ÉCONOMIE : Le gouvernement peut-il faire l’économie d’une hausse de la fiscalité ?

Le relèvement d’un point du taux de la TVA – à 11 % – devrait à lui seul rapporter 171 millions de dollars supplémentaires en 2017, selon le ministère des Finances. Photo C.Hd.
FINANCES PUBLIQUESContestant les nouvelles mesures fiscales prévues dans l’avant-projet de budget pour 2017, des experts préconisent d’autres pistes pour améliorer la situation des finances publiques.

17/02/2017

Depuis plusieurs semaines, la contestation monte au sein des milieux d’affaires et des syndicats contre la hausse des taxes préconisées dans l’avant-projet de budget de 2017. Examiné actuellement en Conseil des ministres, le projet, qui a été déposé il y a sept mois par le ministre des Finances Ali Hassan Khalil au Grand Sérail, contient 27 nouvelles mesures fiscales devant générer 1,61 milliard de dollars de recettes supplémentaires. Or M. Khalil a, à maintes reprises, déclaré que cette hausse des taxes était nécessaire au financement d’une nouvelle grille des salaires pour la fonction publique (796 millions de dollars en 2017) et contenir l’élargissement du déficit qui s’élèvera à 5,2 milliards de dollars en 2017. Celui-ci augmenterait de 31,6 % par rapport à 2015 du fait d’une hausse plus rapide des dépenses (+21,8 %) que des recettes (+16,7 %). Résultat, « le ratio dette/PIB risque de continuer à grimper. Cela signifie qu’au moindre choc politique, économique ou extérieur, le risque devient sérieux », alerte l’économiste Roy Badaro. En 2016, la dette publique a atteint 74,9 milliards de dollars, soit environ 147 % du PIB estimé.

Taxes indirectes
S’ils soulèvent tous la nécessité de mettre fin à cette situation, la plupart des observateurs interrogés par L’Orient-Le Jour dénoncent néanmoins la prépondérance des taxes indirectes, visant principalement la classe moyenne, dans le texte examiné par le gouvernement.

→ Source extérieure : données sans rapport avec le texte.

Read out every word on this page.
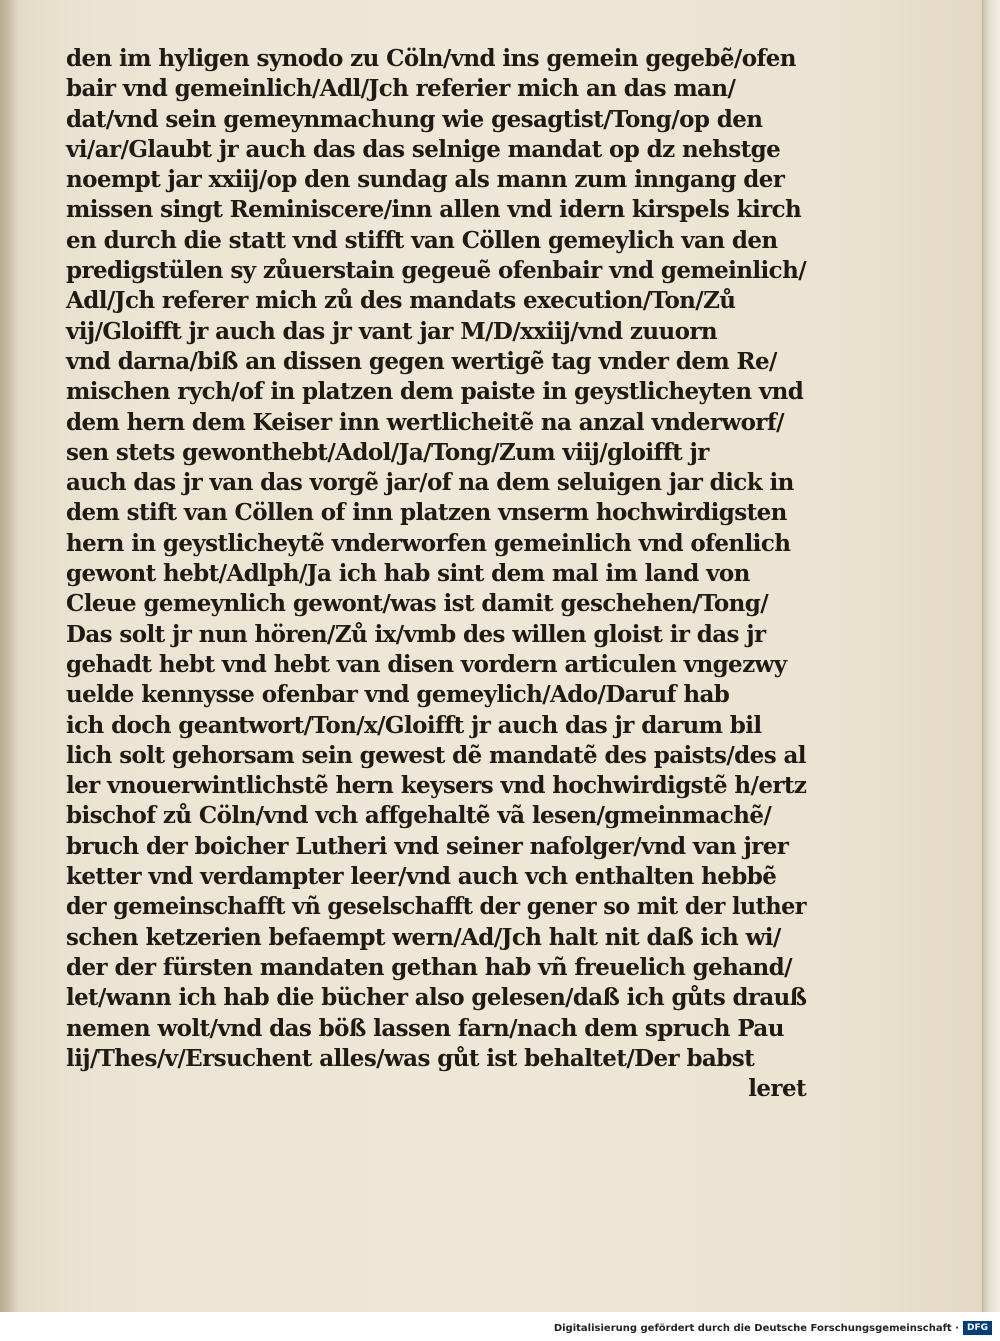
den im hyligen synodo zu Cöln/vnd ins gemein gegebẽ/ofen
bair vnd gemeinlich/Adl/Jch referier mich an das man/
dat/vnd sein gemeynmachung wie gesagtist/Tong/op den
vi/ar/Glaubt jr auch das das selnige mandat op dz nehstge
noempt jar xxiij/op den sundag als mann zum inngang der
missen singt Reminiscere/inn allen vnd idern kirspels kirch
en durch die statt vnd stifft van Cöllen gemeylich van den
predigstülen sy zůuerstain gegeuẽ ofenbair vnd gemeinlich/
Adl/Jch referer mich zů des mandats execution/Ton/Zů
vij/Gloifft jr auch das jr vant jar M/D/xxiij/vnd zuuorn
vnd darna/biß an dissen gegen wertigẽ tag vnder dem Re/
mischen rych/of in platzen dem paiste in geystlicheyten vnd
dem hern dem Keiser inn wertlicheitẽ na anzal vnderworf/
sen stets gewonthebt/Adol/Ja/Tong/Zum viij/gloifft jr
auch das jr van das vorgẽ jar/of na dem seluigen jar dick in
dem stift van Cöllen of inn platzen vnserm hochwirdigsten
hern in geystlicheytẽ vnderworfen gemeinlich vnd ofenlich
gewont hebt/Adlph/Ja ich hab sint dem mal im land von
Cleue gemeynlich gewont/was ist damit geschehen/Tong/
Das solt jr nun hören/Zů ix/vmb des willen gloist ir das jr
gehadt hebt vnd hebt van disen vordern articulen vngezwy
uelde kennysse ofenbar vnd gemeylich/Ado/Daruf hab
ich doch geantwort/Ton/x/Gloifft jr auch das jr darum bil
lich solt gehorsam sein gewest dẽ mandatẽ des paists/des al
ler vnouerwintlichstẽ hern keysers vnd hochwirdigstẽ h/ertz
bischof zů Cöln/vnd vch affgehaltẽ vã lesen/gmeinmachẽ/
bruch der boicher Lutheri vnd seiner nafolger/vnd van jrer
ketter vnd verdampter leer/vnd auch vch enthalten hebbẽ
der gemeinschafft vñ geselschafft der gener so mit der luther
schen ketzerien befaempt wern/Ad/Jch halt nit daß ich wi/
der der fürsten mandaten gethan hab vñ freuelich gehand/
let/wann ich hab die bücher also gelesen/daß ich gůts drauß
nemen wolt/vnd das böß lassen farn/nach dem spruch Pau
lij/Thes/v/Ersuchent alles/was gůt ist behaltet/Der babst
leret
Digitalisierung gefördert durch die Deutsche Forschungsgemeinschaft · DFG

Outre la mesure prévoyant le relèvement d’un point du taux de TVA – à 11 % – qui devrait être la plus rentable (171 millions de dollars supplémentaires en 2017), le projet prévoit notamment une multiplication par cinq des taxes sur les boissons alcoolisées importées ; le relèvement de plusieurs droits de timbre ;
ou encore une hausse de la taxe sur les sorties terrestres et aériennes de voyageurs.

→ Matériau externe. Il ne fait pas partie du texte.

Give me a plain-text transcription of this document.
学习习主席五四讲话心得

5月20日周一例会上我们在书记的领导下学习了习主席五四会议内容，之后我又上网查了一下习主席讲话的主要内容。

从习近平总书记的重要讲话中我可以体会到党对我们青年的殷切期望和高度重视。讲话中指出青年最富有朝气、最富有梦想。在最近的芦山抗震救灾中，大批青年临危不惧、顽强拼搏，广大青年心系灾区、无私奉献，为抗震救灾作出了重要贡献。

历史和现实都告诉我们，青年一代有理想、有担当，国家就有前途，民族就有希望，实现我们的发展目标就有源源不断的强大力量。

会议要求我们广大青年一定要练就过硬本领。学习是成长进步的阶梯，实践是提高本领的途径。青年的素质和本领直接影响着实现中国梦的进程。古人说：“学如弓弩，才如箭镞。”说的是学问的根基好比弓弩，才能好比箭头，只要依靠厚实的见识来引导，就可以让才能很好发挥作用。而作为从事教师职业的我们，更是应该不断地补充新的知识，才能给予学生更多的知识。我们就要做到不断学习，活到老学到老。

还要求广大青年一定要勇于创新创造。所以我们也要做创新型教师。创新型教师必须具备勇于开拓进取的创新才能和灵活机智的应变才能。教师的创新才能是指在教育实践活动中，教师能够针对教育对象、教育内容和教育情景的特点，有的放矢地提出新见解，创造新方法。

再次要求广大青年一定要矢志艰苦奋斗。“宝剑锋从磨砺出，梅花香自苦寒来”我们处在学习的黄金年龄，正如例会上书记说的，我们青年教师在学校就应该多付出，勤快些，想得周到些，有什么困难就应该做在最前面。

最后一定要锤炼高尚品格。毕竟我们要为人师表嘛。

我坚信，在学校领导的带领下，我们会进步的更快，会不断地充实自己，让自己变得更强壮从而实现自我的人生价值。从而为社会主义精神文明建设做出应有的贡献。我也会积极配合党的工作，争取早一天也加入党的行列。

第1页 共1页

« Si on augmente les taxes sur la consommation », cela pourra se traduire par un effet négatif sur l’activité économique, qui mènera « à une baisse des recettes contraire à l’effet souhaité », avertit M. Badaro. « Les taxes ne doivent pas être augmentées tant que la qualité des services publics et des infrastructures n’est pas améliorée de façon notable », ajoute-t-il. « Le consensus politique actuel a engendré une hausse de la confiance des consommateurs, mais celle-ci sera compromise en cas de hausse des taxes », renchérit le directeur du département de recherche de la Byblos Bank, Nassib Ghobril.

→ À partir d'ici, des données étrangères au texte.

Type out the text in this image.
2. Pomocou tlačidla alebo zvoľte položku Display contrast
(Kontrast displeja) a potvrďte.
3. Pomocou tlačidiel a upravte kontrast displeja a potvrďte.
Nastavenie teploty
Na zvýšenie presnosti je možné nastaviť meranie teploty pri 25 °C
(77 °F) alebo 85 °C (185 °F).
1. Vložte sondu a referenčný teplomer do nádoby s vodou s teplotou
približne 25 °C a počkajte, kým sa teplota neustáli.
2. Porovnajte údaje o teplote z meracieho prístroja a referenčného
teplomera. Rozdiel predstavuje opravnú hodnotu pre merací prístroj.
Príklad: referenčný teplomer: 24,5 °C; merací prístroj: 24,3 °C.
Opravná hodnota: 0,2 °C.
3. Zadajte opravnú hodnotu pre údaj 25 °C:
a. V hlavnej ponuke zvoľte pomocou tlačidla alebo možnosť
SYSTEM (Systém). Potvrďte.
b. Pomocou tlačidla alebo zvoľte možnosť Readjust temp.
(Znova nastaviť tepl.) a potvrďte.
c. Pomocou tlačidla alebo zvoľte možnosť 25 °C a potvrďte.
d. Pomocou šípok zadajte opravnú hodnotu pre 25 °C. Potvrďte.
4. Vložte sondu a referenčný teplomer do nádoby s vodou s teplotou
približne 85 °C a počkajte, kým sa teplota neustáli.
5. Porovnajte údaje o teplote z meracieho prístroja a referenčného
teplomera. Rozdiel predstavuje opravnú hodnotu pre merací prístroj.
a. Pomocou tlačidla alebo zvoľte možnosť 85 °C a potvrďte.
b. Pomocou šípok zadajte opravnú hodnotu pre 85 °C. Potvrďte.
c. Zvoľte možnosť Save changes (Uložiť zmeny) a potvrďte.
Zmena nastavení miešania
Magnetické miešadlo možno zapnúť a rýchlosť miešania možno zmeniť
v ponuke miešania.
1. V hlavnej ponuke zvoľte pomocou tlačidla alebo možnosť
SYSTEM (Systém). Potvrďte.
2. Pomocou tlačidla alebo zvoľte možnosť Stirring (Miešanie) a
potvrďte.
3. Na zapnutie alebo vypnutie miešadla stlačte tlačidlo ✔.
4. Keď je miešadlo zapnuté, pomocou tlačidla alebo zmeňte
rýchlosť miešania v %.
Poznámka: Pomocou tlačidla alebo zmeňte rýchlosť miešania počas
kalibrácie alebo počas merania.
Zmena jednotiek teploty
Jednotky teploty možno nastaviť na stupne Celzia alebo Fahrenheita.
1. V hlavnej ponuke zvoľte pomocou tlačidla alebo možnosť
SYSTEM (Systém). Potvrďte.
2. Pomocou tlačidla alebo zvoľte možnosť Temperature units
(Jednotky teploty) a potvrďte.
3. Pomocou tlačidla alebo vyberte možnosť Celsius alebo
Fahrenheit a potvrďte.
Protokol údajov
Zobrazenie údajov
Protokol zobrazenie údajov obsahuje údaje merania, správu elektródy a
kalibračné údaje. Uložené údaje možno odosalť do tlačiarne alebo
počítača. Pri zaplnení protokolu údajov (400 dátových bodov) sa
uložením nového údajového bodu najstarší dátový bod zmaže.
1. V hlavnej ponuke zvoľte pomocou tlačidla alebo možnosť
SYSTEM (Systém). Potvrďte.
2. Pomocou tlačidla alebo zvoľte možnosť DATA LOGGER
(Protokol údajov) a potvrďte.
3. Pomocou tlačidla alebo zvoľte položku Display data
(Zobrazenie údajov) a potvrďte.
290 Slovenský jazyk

Mais la plus contestée des mesures demeure la hausse de la TVA. « Elle creusera davantage les inégalités sociales, car elle aura un impact beaucoup plus grand sur le pouvoir d’achat des individus à revenus limités », regrette l’avocat fiscaliste Karim Daher. « Il faut plutôt songer à baisser la TVA à 5 % pour les produits de première nécessité, l’augmenter à 15 % pour les produits de luxe et maintenir un taux de 10 % pour les produits intermédiaires », poursuit-il. « Un relèvement d’un, voire de deux points du taux de la TVA peut être adopté, mais à condition qu’il ne soit pas accompagné par d’autres mesures visant les catégories à revenus limités », estime de son côté l’ancien ministre, Georges Corm.
Certains contestent aussi les hausses de taxation sur les activités professionnelles comme la hausse de deux points de la taxe sur les intérêts bancaires (à 7 %) et celle de l’impôt sur les bénéfices des sociétés de capitaux (à 17 %). Cette dernière « ne distingue pas entre les secteurs touristique, commercial et industriel qui sont en état de marasme et les secteurs des banques et des assurances qui continuent de réaliser des bénéfices », regrette Me Daher. « Le régime fiscal actuel favorise les revenus rentiers et décourage les industries productives », dénonce M. Corm. « Les taxes ne doivent être augmentées pour aucun type de sociétés. C’est au contraire le moment de réduire les impôts, ce qui encouragera la consommation et l’investissement. Il faut doper la compétitivité de l’économie libanaise », réagit M. Ghobril.